Cumartesi, Ocak 22, 2011

happy hours !


evet efem. yorucu, yıpratıcı, bitirici, öldürücü
finalleri geride bırakmanın mutluluğuyla yazıyorum bu postu. ve inanması güç ama bu dönem hiiiiiç dersim kalmadı. gizli inek olmuştum zaten bu dönem, ben başarımdan emindim zaten canım. "brava necdet" bana.
gelelim tatilde neler yapsam, neler yapmalıyım kısmına. 3 haftalık tatil maratonumun 1 haftası stajla dolu olacak zaten. üstelik zorunlu değil gönüllü staj. size gizli inek olduğumu söylemiştim, değil mi ? kalan 2 hafta da arkadaşlarla, d. ile geçecek. bol bol film izlenecek, bol bol kitap okunacak, bol bol gezilecek. yalnız bu kadar bol şeylerin yanında başka bir şey daha yapmak istiyorum bol bol. ancak ne istediğime karar veremedim henüz.

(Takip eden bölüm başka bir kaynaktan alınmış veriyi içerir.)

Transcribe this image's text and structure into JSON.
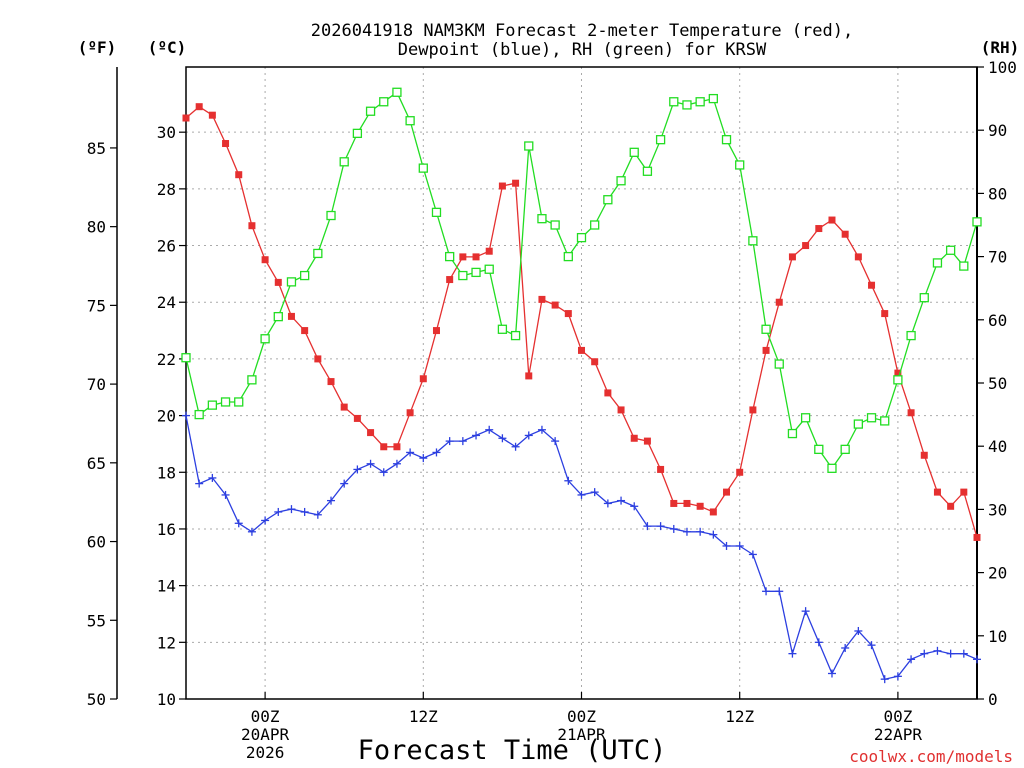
{
  "chart_data": {
    "type": "line",
    "title_lines": [
      "2026041918 NAM3KM Forecast 2-meter Temperature (red),",
      "Dewpoint (blue), RH (green) for KRSW"
    ],
    "axis_unit_labels": {
      "fahrenheit": "(ºF)",
      "celsius": "(ºC)",
      "rh": "(RH)"
    },
    "xlabel": "Forecast Time (UTC)",
    "credit": "coolwx.com/models",
    "ylim_celsius": [
      10,
      32.3
    ],
    "ylim_rh": [
      0,
      100
    ],
    "x_hours_range": [
      0,
      60
    ],
    "celsius_ticks": [
      10,
      12,
      14,
      16,
      18,
      20,
      22,
      24,
      26,
      28,
      30
    ],
    "celsius_tick_labels": [
      "10",
      "12",
      "14",
      "16",
      "18",
      "20",
      "22",
      "24",
      "26",
      "28",
      "30"
    ],
    "fahrenheit_ticks": [
      50,
      55,
      60,
      65,
      70,
      75,
      80,
      85
    ],
    "fahrenheit_tick_labels": [
      "50",
      "55",
      "60",
      "65",
      "70",
      "75",
      "80",
      "85"
    ],
    "rh_ticks": [
      0,
      10,
      20,
      30,
      40,
      50,
      60,
      70,
      80,
      90,
      100
    ],
    "rh_tick_labels": [
      "0",
      "10",
      "20",
      "30",
      "40",
      "50",
      "60",
      "70",
      "80",
      "90",
      "100"
    ],
    "x_ticks": [
      {
        "hour": 6,
        "lines": [
          "00Z",
          "20APR",
          "2026"
        ]
      },
      {
        "hour": 18,
        "lines": [
          "12Z"
        ]
      },
      {
        "hour": 30,
        "lines": [
          "00Z",
          "21APR"
        ]
      },
      {
        "hour": 42,
        "lines": [
          "12Z"
        ]
      },
      {
        "hour": 54,
        "lines": [
          "00Z",
          "22APR"
        ]
      }
    ],
    "x_hours": [
      0,
      1,
      2,
      3,
      4,
      5,
      6,
      7,
      8,
      9,
      10,
      11,
      12,
      13,
      14,
      15,
      16,
      17,
      18,
      19,
      20,
      21,
      22,
      23,
      24,
      25,
      26,
      27,
      28,
      29,
      30,
      31,
      32,
      33,
      34,
      35,
      36,
      37,
      38,
      39,
      40,
      41,
      42,
      43,
      44,
      45,
      46,
      47,
      48,
      49,
      50,
      51,
      52,
      53,
      54,
      55,
      56,
      57,
      58,
      59,
      60
    ],
    "series": [
      {
        "name": "2-meter Temperature",
        "axis": "celsius",
        "color": "#e53030",
        "marker": "filled-square",
        "values": [
          30.5,
          30.9,
          30.6,
          29.6,
          28.5,
          26.7,
          25.5,
          24.7,
          23.5,
          23.0,
          22.0,
          21.2,
          20.3,
          19.9,
          19.4,
          18.9,
          18.9,
          20.1,
          21.3,
          23.0,
          24.8,
          25.6,
          25.6,
          25.8,
          28.1,
          28.2,
          21.4,
          24.1,
          23.9,
          23.6,
          22.3,
          21.9,
          20.8,
          20.2,
          19.2,
          19.1,
          18.1,
          16.9,
          16.9,
          16.8,
          16.6,
          17.3,
          18.0,
          20.2,
          22.3,
          24.0,
          25.6,
          26.0,
          26.6,
          26.9,
          26.4,
          25.6,
          24.6,
          23.6,
          21.5,
          20.1,
          18.6,
          17.3,
          16.8,
          17.3,
          15.7
        ]
      },
      {
        "name": "Dewpoint",
        "axis": "celsius",
        "color": "#2c3fe0",
        "marker": "plus",
        "values": [
          20.0,
          17.6,
          17.8,
          17.2,
          16.2,
          15.9,
          16.3,
          16.6,
          16.7,
          16.6,
          16.5,
          17.0,
          17.6,
          18.1,
          18.3,
          18.0,
          18.3,
          18.7,
          18.5,
          18.7,
          19.1,
          19.1,
          19.3,
          19.5,
          19.2,
          18.9,
          19.3,
          19.5,
          19.1,
          17.7,
          17.2,
          17.3,
          16.9,
          17.0,
          16.8,
          16.1,
          16.1,
          16.0,
          15.9,
          15.9,
          15.8,
          15.4,
          15.4,
          15.1,
          13.8,
          13.8,
          11.6,
          13.1,
          12.0,
          10.9,
          11.8,
          12.4,
          11.9,
          10.7,
          10.8,
          11.4,
          11.6,
          11.7,
          11.6,
          11.6,
          11.4
        ]
      },
      {
        "name": "RH",
        "axis": "rh",
        "color": "#22dd22",
        "marker": "open-square",
        "values": [
          54,
          45,
          46.5,
          47,
          47,
          50.5,
          57,
          60.5,
          66,
          67,
          70.5,
          76.5,
          85,
          89.5,
          93,
          94.5,
          96,
          91.5,
          84,
          77,
          70,
          67,
          67.5,
          68,
          58.5,
          57.5,
          87.5,
          76,
          75,
          70,
          73,
          75,
          79,
          82,
          86.5,
          83.5,
          88.5,
          94.5,
          94,
          94.5,
          95,
          88.5,
          84.5,
          72.5,
          58.5,
          53,
          42,
          44.5,
          39.5,
          36.5,
          39.5,
          43.5,
          44.5,
          44,
          50.5,
          57.5,
          63.5,
          69,
          71,
          68.5,
          75.5
        ]
      }
    ]
  }
}
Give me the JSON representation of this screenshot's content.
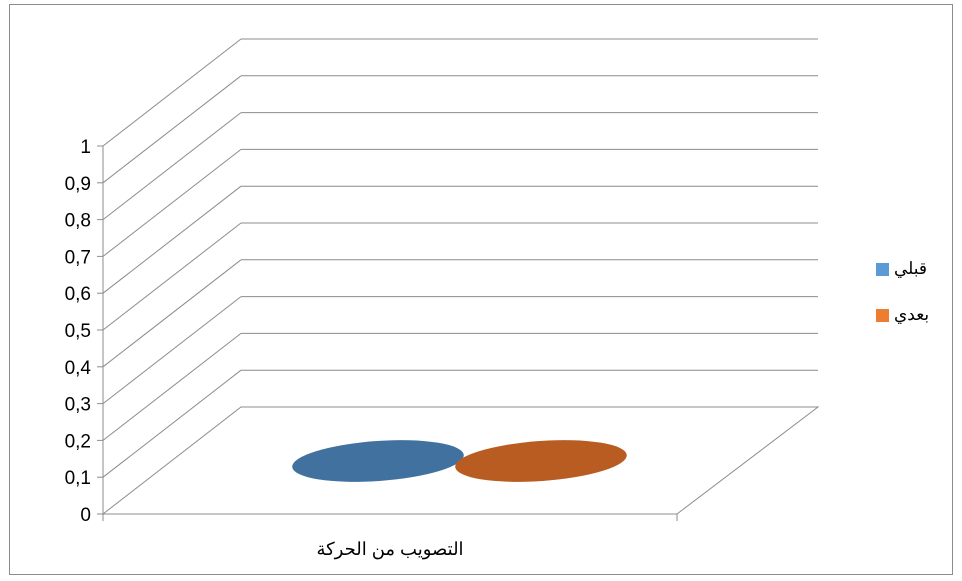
{
  "chart_data": {
    "type": "bar",
    "categories": [
      "التصويب من الحركة"
    ],
    "series": [
      {
        "name": "قبلي",
        "values": [
          0
        ],
        "color": "#4472c4",
        "legend_color": "#5b9bd5",
        "fill": "#41729f"
      },
      {
        "name": "بعدي",
        "values": [
          0
        ],
        "color": "#ed7d31",
        "legend_color": "#ed7d31",
        "fill": "#b85c22"
      }
    ],
    "y_ticks": [
      "0",
      "0,1",
      "0,2",
      "0,3",
      "0,4",
      "0,5",
      "0,6",
      "0,7",
      "0,8",
      "0,9",
      "1"
    ],
    "ylim": [
      0,
      1
    ],
    "title": "",
    "xlabel": "",
    "ylabel": "",
    "grid": true,
    "legend_position": "right",
    "style": "3d"
  }
}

tatiller anlamsız bir şekilde enerji veriyor. anlayamıyorum neden böyle olduğumu. tatiller dışında kılını kıpırdatmaya, mutfağa su almaya gitmeye üşenen ben, bir derya baykal, bir emine beder kesiliyorum. yemek yapıyorum, el işi yapıyorum. böyle abidik gubidik bir sürü şey. geçen sene yarıyıl tatilinde etamin işlemiştim sıkıntıdan. kuzulu yastık yapmıştım. şu fotoğraftakini. güzel de olmuştu hani. en azından ben beğenmiştim. bu kez ne yapsam bilemedim. neyse bunun üzerine düşüneceğim bir ara.

bugün buz pateni yaptım hayatımda ilk kez. ve bu zamana kadar yapmamamın ne kadar yerinde bir karar olduğunu gördüm. yeteneksizim. ben kenarlardaki borulara tutunmuş "allaam nolur düşmiyim. rezil olmıyım amin" diye dua ederken bir de baktım benim d. adeta uçuyor. beni şaşırtmasına şaşırdım. biraz durdum. geçti.

iki çizgi diye bir film var. izleyenleriniz olmuştur belki. gülçin santırcıoğlu ve kaan keskin oynuyor. onu izledim biraz önce de. allahım bu nedir? tamam sanat filmi, tamam çiftler için çağımızın vebası iletişimsizlik ama olmuyor bu kadarı yani. durağanlıktan ölecek öykü. 93 dk lık bir film yedi bitirdi beni. neyse daha fazla kötülemeyeyim.

ayrıca o ayakkabıları alsam mı ya?

Pazartesi, Ocak 10, 2011

20.



gezdik. durduk. koştuk. yürüdük. üzüldük. sevindik. okul vardı. aile vardı. aşk istedik. vuslat bekledik. ağladık. hayat vardı sonra. ne başını ne de sonunu yakalayabildiğimiz, tek yapabildiğimizin yürümek olduğu uzun, ince çizgiler vardı. o çizgi üzerinde yürümeye çalışırken düşe kalka, kimse yoktu yanımızda. çizgimize girenler çıkmayı da bildiler. anne vardı. baba vardı. onlar da bırakıp gittiler. müzik vardı sonra. şarkılar heeep çaldı. ve o şarkılar ki biz ne zaman istesek çizgide vardı. sıkılınca gitti. çağırınca döndü. hiç küsmedi. hiç bekletmedi. hiç bırakmadı. hatırlattı. unutturdu. biriktirdi. hiç cevap beklemedi sonra. soru da sormadı zaten. sadece durdu. biz isteyince geldi. sıkılınca gitti. kimisi unutuldu o şarkıların, kimisi hala duyulmayan mırıltılarımızda. kimisi yerde. kimisi gökte. küçüktük. büyüdük. 20 yıl olmuş. şimdi gördük.

Pazar, Ocak 09, 2011

ne?


kimseye etmem şikayet, ağlarım ben halime.
titrerim mücrim gibi baktıkça istibalime.